To understand how the tourist industry took off in the Mediterranean it is necessary to look back at developments well before the Second World War. The age of the Grand Tour, which took English or German travellers to the Bay of Naples and other Mediterranean sites (and sights)
met the needs of a small elite. The Mediterranean became more accessible once railways crossed France and once Queen Victoria made Menton and Hyères into fashionable winter resorts in the late nineteenth century.
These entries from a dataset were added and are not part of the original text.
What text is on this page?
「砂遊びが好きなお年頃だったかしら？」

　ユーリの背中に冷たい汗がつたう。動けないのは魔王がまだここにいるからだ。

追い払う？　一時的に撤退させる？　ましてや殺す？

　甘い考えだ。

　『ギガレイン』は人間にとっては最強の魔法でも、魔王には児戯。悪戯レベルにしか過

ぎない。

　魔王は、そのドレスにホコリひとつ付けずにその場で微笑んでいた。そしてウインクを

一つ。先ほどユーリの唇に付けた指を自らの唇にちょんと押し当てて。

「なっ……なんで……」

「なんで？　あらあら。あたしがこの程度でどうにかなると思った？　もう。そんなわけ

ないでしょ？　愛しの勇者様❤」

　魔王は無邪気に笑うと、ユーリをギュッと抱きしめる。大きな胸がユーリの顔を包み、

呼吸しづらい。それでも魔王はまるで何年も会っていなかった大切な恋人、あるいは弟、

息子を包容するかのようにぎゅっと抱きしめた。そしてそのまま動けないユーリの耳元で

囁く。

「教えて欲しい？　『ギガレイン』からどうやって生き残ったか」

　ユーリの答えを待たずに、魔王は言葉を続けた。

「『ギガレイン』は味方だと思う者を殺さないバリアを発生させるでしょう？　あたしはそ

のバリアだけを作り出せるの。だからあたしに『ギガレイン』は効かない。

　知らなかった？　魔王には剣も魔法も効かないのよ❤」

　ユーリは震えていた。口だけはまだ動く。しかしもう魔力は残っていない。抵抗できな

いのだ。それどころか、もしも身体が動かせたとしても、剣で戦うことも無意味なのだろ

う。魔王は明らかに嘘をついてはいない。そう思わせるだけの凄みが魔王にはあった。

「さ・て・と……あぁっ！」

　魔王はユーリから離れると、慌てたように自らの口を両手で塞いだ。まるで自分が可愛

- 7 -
Monumental hotels were built along the promenades at Nice and Cannes, and a small part of the Mediterranean shores, the Côte d’Azur, became a playground for the rich in summer as well as winter, though the rise to prominence of Monte Carlo took longer and followed the creation by the prince of Monaco of a Société des Bains de Mer that was rather more concerned with gambling than with bathing, which the British promoted for its health-giving properties.7 Italian spas began to develop inland at Montecatini, Abano and on the coast at Rimini, serving an Italian clientèle in the main – streams of English tourists, chronicled in the novels of E. M. Forster, arrived in Florence, taking up residence in pensioni for months at a time, but the sea had not yet become a significant attraction for them.8 What changed dramatically in the late twentieth century was the number and aims of the visitors, and the ease with which they could reach most corners of the Mediterranean. Tourists replaced travellers.